To support the checkout and synchronization features between SharePoint and Groove, Microsoft is introducing a new SharePoint Files tool. The tool lets users bring specific folders or sub-folders into Groove that are part of larger projects stored in SharePoint. Files that are checked out of SharePoint are locked so other users can't modify them until they are checked in.

In Groove 2007, Microsoft will drop the Mobile Workspace for SharePoint template that is part of the current Groove 3.1 client. The template only replicated entire sites to Groove. Also being dropped are the synchronization features between Groove and Outlook.

What's also missing is how Microsoft will license the software.

The Groove client -- which will be offered as a standalone product or as part of the Office Enterprise bundle -- is only available via volume licensing or through an Enterprise Agreement site license. Pricing has not been announced although Office Live Groove, a hosted version of Groove for small businesses, will be US$79 per user per year.

Users licensed to run Windows SharePoint Services or SharePoint Server will not be required to purchase an additional client access license (CAL) for Groove, according to Microsoft.

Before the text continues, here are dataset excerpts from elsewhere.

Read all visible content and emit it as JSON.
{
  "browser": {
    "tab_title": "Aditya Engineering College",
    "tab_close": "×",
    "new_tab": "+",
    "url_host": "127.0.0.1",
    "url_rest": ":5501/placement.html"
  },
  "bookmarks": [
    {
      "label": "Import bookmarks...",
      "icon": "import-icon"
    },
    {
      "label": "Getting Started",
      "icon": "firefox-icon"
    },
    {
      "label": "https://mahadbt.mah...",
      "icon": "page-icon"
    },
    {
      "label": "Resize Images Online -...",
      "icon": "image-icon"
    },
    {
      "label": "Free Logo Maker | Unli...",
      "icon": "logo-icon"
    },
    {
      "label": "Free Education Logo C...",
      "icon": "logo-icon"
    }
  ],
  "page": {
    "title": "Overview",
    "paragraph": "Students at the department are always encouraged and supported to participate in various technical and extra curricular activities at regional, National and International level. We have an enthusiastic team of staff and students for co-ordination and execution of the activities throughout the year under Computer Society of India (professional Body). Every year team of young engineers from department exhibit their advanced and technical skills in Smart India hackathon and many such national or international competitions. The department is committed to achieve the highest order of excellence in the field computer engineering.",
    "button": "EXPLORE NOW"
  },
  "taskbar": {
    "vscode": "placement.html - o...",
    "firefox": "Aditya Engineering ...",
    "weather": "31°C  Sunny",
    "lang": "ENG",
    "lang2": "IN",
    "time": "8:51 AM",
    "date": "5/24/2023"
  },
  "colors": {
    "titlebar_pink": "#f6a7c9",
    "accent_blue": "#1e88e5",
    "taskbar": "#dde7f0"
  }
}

"Microsoft's strategy of offering SharePoint Services as a quote unquote "free" product [as part of the server OS] is brilliant because it sparks grass roots adoption but for any significant implementation it requires SQL Server licenses, SharePoint Server licenses and now they may be extending that to Groove licenses," says Gartner's Cain.

The Groove/SharePoint integration will bring other changes. Microsoft is adding routing and approval workflow capabilities in SharePoint Server, which is absorbing the feature set of the discontinued Content Management Server. Groove 2007 will include support the InfoPath Forms Tool and for the same set of APIs currently in Groove 3.1.

Groove 2007 also will include tools found in Groove 3.1 for discussion, files, meetings, calendar, forms, issue tracking, Notepad, pictures, and sketchpad.

The company will ship a rapid application development tool called SharePoint Designer for building SharePoint applications and designing SharePoint sites.

Microsoft also is updating Groove's installation and deployment feature to match those of Office.

Microsoft plans to drop support for the Extensible Messaging and Presence Protocol (XMPP), which is used to support instant messaging in Groove 3.1, in favor of tighter integration with Office Communicator and its support of a similar real-time protocol called SIP/SIMPLE.

While the Groove client is being integrated with Office, Microsoft is not changing the back-end Groove infrastructure, although the Groove Enterprise Management, Relay and Data Bridge servers are being combined into a bundle called Office Groove Server 2007. The Relay server, however, will only be offered in a 64-bit version.

Microsoft also will offer hosted services for small businesses that provide back-end Groove infrastructure.